Rifampicin has been reported to be efficacious but there are no good controlled trials to support its use and furthermore its use in areas where tuberculosis and leprosy are endemic should be avoided.[17] Alternative systemic agents include aminosidine (paromomycin), pentamidine and ketoconazole, but they have yet to find a place in routine clinical practice.[7] The most promising oral drug today is miltefosine. In an open label study in Colombia, four weeks treatment with 133 and 150mg of miltefosine daily cured 100% and 89% respectively.[29]
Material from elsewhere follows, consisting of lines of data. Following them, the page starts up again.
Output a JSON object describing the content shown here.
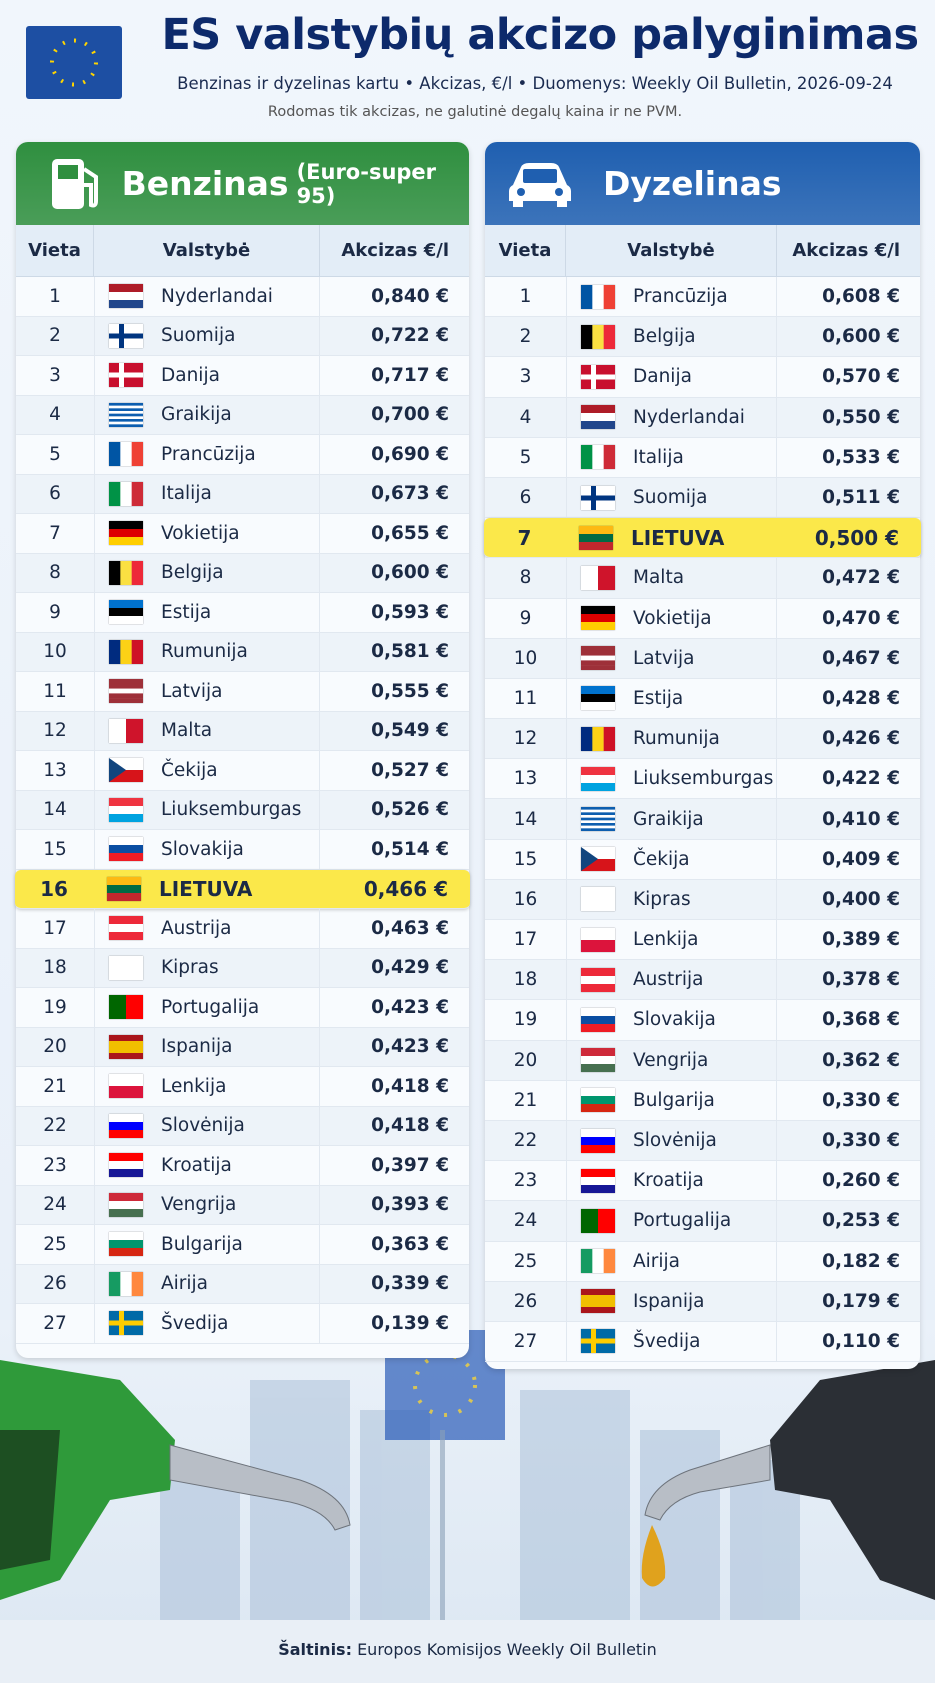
{
  "header": {
    "title": "ES valstybių akcizo palyginimas",
    "subtitle": "Benzinas ir dyzelinas kartu • Akcizas, €/l • Duomenys: Weekly Oil Bulletin, 2026-09-24",
    "note": "Rodomas tik akcizas, ne galutinė degalų kaina ir ne PVM."
  },
  "panels": [
    {
      "title": "Benzinas",
      "subtitle": "(Euro-super 95)",
      "color": "#2f8f3f",
      "columns": [
        "Vieta",
        "Valstybė",
        "Akcizas €/l"
      ],
      "rows": [
        {
          "rank": 1,
          "country": "Nyderlandai",
          "excise": "0,840 €"
        },
        {
          "rank": 2,
          "country": "Suomija",
          "excise": "0,722 €"
        },
        {
          "rank": 3,
          "country": "Danija",
          "excise": "0,717 €"
        },
        {
          "rank": 4,
          "country": "Graikija",
          "excise": "0,700 €"
        },
        {
          "rank": 5,
          "country": "Prancūzija",
          "excise": "0,690 €"
        },
        {
          "rank": 6,
          "country": "Italija",
          "excise": "0,673 €"
        },
        {
          "rank": 7,
          "country": "Vokietija",
          "excise": "0,655 €"
        },
        {
          "rank": 8,
          "country": "Belgija",
          "excise": "0,600 €"
        },
        {
          "rank": 9,
          "country": "Estija",
          "excise": "0,593 €"
        },
        {
          "rank": 10,
          "country": "Rumunija",
          "excise": "0,581 €"
        },
        {
          "rank": 11,
          "country": "Latvija",
          "excise": "0,555 €"
        },
        {
          "rank": 12,
          "country": "Malta",
          "excise": "0,549 €"
        },
        {
          "rank": 13,
          "country": "Čekija",
          "excise": "0,527 €"
        },
        {
          "rank": 14,
          "country": "Liuksemburgas",
          "excise": "0,526 €"
        },
        {
          "rank": 15,
          "country": "Slovakija",
          "excise": "0,514 €"
        },
        {
          "rank": 16,
          "country": "LIETUVA",
          "excise": "0,466 €",
          "highlight": true
        },
        {
          "rank": 17,
          "country": "Austrija",
          "excise": "0,463 €"
        },
        {
          "rank": 18,
          "country": "Kipras",
          "excise": "0,429 €"
        },
        {
          "rank": 19,
          "country": "Portugalija",
          "excise": "0,423 €"
        },
        {
          "rank": 20,
          "country": "Ispanija",
          "excise": "0,423 €"
        },
        {
          "rank": 21,
          "country": "Lenkija",
          "excise": "0,418 €"
        },
        {
          "rank": 22,
          "country": "Slovėnija",
          "excise": "0,418 €"
        },
        {
          "rank": 23,
          "country": "Kroatija",
          "excise": "0,397 €"
        },
        {
          "rank": 24,
          "country": "Vengrija",
          "excise": "0,393 €"
        },
        {
          "rank": 25,
          "country": "Bulgarija",
          "excise": "0,363 €"
        },
        {
          "rank": 26,
          "country": "Airija",
          "excise": "0,339 €"
        },
        {
          "rank": 27,
          "country": "Švedija",
          "excise": "0,139 €"
        }
      ]
    },
    {
      "title": "Dyzelinas",
      "color": "#1f5fb0",
      "columns": [
        "Vieta",
        "Valstybė",
        "Akcizas €/l"
      ],
      "rows": [
        {
          "rank": 1,
          "country": "Prancūzija",
          "excise": "0,608 €"
        },
        {
          "rank": 2,
          "country": "Belgija",
          "excise": "0,600 €"
        },
        {
          "rank": 3,
          "country": "Danija",
          "excise": "0,570 €"
        },
        {
          "rank": 4,
          "country": "Nyderlandai",
          "excise": "0,550 €"
        },
        {
          "rank": 5,
          "country": "Italija",
          "excise": "0,533 €"
        },
        {
          "rank": 6,
          "country": "Suomija",
          "excise": "0,511 €"
        },
        {
          "rank": 7,
          "country": "LIETUVA",
          "excise": "0,500 €",
          "highlight": true
        },
        {
          "rank": 8,
          "country": "Malta",
          "excise": "0,472 €"
        },
        {
          "rank": 9,
          "country": "Vokietija",
          "excise": "0,470 €"
        },
        {
          "rank": 10,
          "country": "Latvija",
          "excise": "0,467 €"
        },
        {
          "rank": 11,
          "country": "Estija",
          "excise": "0,428 €"
        },
        {
          "rank": 12,
          "country": "Rumunija",
          "excise": "0,426 €"
        },
        {
          "rank": 13,
          "country": "Liuksemburgas",
          "excise": "0,422 €"
        },
        {
          "rank": 14,
          "country": "Graikija",
          "excise": "0,410 €"
        },
        {
          "rank": 15,
          "country": "Čekija",
          "excise": "0,409 €"
        },
        {
          "rank": 16,
          "country": "Kipras",
          "excise": "0,400 €"
        },
        {
          "rank": 17,
          "country": "Lenkija",
          "excise": "0,389 €"
        },
        {
          "rank": 18,
          "country": "Austrija",
          "excise": "0,378 €"
        },
        {
          "rank": 19,
          "country": "Slovakija",
          "excise": "0,368 €"
        },
        {
          "rank": 20,
          "country": "Vengrija",
          "excise": "0,362 €"
        },
        {
          "rank": 21,
          "country": "Bulgarija",
          "excise": "0,330 €"
        },
        {
          "rank": 22,
          "country": "Slovėnija",
          "excise": "0,330 €"
        },
        {
          "rank": 23,
          "country": "Kroatija",
          "excise": "0,260 €"
        },
        {
          "rank": 24,
          "country": "Portugalija",
          "excise": "0,253 €"
        },
        {
          "rank": 25,
          "country": "Airija",
          "excise": "0,182 €"
        },
        {
          "rank": 26,
          "country": "Ispanija",
          "excise": "0,179 €"
        },
        {
          "rank": 27,
          "country": "Švedija",
          "excise": "0,110 €"
        }
      ]
    }
  ],
  "flags": {
    "Nyderlandai": {
      "stripes": "h",
      "colors": [
        "#AE1C28",
        "#ffffff",
        "#21468B"
      ]
    },
    "Suomija": {
      "cross": [
        "#ffffff",
        "#003580"
      ]
    },
    "Danija": {
      "cross": [
        "#C8102E",
        "#ffffff"
      ]
    },
    "Graikija": {
      "stripes": "h",
      "colors": [
        "#0D5EAF",
        "#ffffff",
        "#0D5EAF",
        "#ffffff",
        "#0D5EAF",
        "#ffffff",
        "#0D5EAF",
        "#ffffff",
        "#0D5EAF"
      ]
    },
    "Prancūzija": {
      "stripes": "v",
      "colors": [
        "#0055A4",
        "#ffffff",
        "#EF4135"
      ]
    },
    "Italija": {
      "stripes": "v",
      "colors": [
        "#009246",
        "#ffffff",
        "#CE2B37"
      ]
    },
    "Vokietija": {
      "stripes": "h",
      "colors": [
        "#000000",
        "#DD0000",
        "#FFCE00"
      ]
    },
    "Belgija": {
      "stripes": "v",
      "colors": [
        "#000000",
        "#FAE042",
        "#ED2939"
      ]
    },
    "Estija": {
      "stripes": "h",
      "colors": [
        "#0072CE",
        "#000000",
        "#ffffff"
      ]
    },
    "Rumunija": {
      "stripes": "v",
      "colors": [
        "#002B7F",
        "#FCD116",
        "#CE1126"
      ]
    },
    "Latvija": {
      "stripes": "h",
      "colors": [
        "#9E3039",
        "#9E3039",
        "#ffffff",
        "#9E3039",
        "#9E3039"
      ]
    },
    "Malta": {
      "stripes": "v",
      "colors": [
        "#ffffff",
        "#CF142B"
      ]
    },
    "Čekija": {
      "stripes": "h",
      "colors": [
        "#ffffff",
        "#D7141A"
      ],
      "triangle": "#11457E"
    },
    "Liuksemburgas": {
      "stripes": "h",
      "colors": [
        "#EF3340",
        "#ffffff",
        "#00A3E0"
      ]
    },
    "Slovakija": {
      "stripes": "h",
      "colors": [
        "#ffffff",
        "#0B4EA2",
        "#EE1C25"
      ]
    },
    "LIETUVA": {
      "stripes": "h",
      "colors": [
        "#FDB913",
        "#006A44",
        "#C1272D"
      ]
    },
    "Austrija": {
      "stripes": "h",
      "colors": [
        "#ED2939",
        "#ffffff",
        "#ED2939"
      ]
    },
    "Kipras": {
      "stripes": "h",
      "colors": [
        "#ffffff"
      ]
    },
    "Portugalija": {
      "stripes": "v",
      "colors": [
        "#006600",
        "#FF0000"
      ]
    },
    "Ispanija": {
      "stripes": "h",
      "colors": [
        "#AA151B",
        "#F1BF00",
        "#F1BF00",
        "#AA151B"
      ]
    },
    "Lenkija": {
      "stripes": "h",
      "colors": [
        "#ffffff",
        "#DC143C"
      ]
    },
    "Slovėnija": {
      "stripes": "h",
      "colors": [
        "#ffffff",
        "#0000FF",
        "#FF0000"
      ]
    },
    "Kroatija": {
      "stripes": "h",
      "colors": [
        "#FF0000",
        "#ffffff",
        "#171796"
      ]
    },
    "Vengrija": {
      "stripes": "h",
      "colors": [
        "#CE2939",
        "#ffffff",
        "#477050"
      ]
    },
    "Bulgarija": {
      "stripes": "h",
      "colors": [
        "#ffffff",
        "#00966E",
        "#D62612"
      ]
    },
    "Airija": {
      "stripes": "v",
      "colors": [
        "#169B62",
        "#ffffff",
        "#FF883E"
      ]
    },
    "Švedija": {
      "cross": [
        "#006AA7",
        "#FECC00"
      ]
    }
  },
  "footer": {
    "label": "Šaltinis:",
    "text": "Europos Komisijos Weekly Oil Bulletin"
  }
}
Local and topical therapy is an important option for those patient not at risk of mucocutanous disease. Local injection of sodium stibogluconate, or meglumine antimoniate, is useful for early, non-inflamed lesions. Technique is important – infiltrate 1-3ml around the lesion to produce complete blanching at the base. It may be repeated on alternate days or given weekly until they heal.[16],[30],[31] Aminosidine (paromomycin) ointment (15% paromomycin, 12% methyl benzethonium chloride in white soft paraffin) applied twice daily for 10 days is effective for L.major.[31] and may also be useful for L.mexicana.[7] It causes considerable local irritation, but less irritant derivatives have been less effective. Cryotherapy is also useful for small lesions (<1cm diameter). Apply two 20s freeze-thaw cycles to the whole lesion, assess response at intervals of 3 weeks and repeat once or twice if necessary.[31] Lesions can also be treated by local excision, curettage or by electrodessication but are probably associated with a higher risk of relapse.[7] The most recent topical agent to be investigated is the topical immunomodulator, Imiquimod, which was developed to treat genital warts. It produced a 90% cure rate in patients who had failed to respond to antimonials alone when it was used in conjunction with antimonials in Peru.[32] A treatment protocol is suggested in [Figure:2].

  ::   Follow-upTop

Patients should be monitored until the lesions have fully healed and the infiltration has resolved. Most relapses occur within 3-6 months after successful treatment,[15],[31] so follow up at 6 months is appropriate. Thereafter patient should be warned that relapse is possible and observe their scar for thickening, crusting or ulceration. Those who relapse should be given a full course of systemic antimony in the first instance.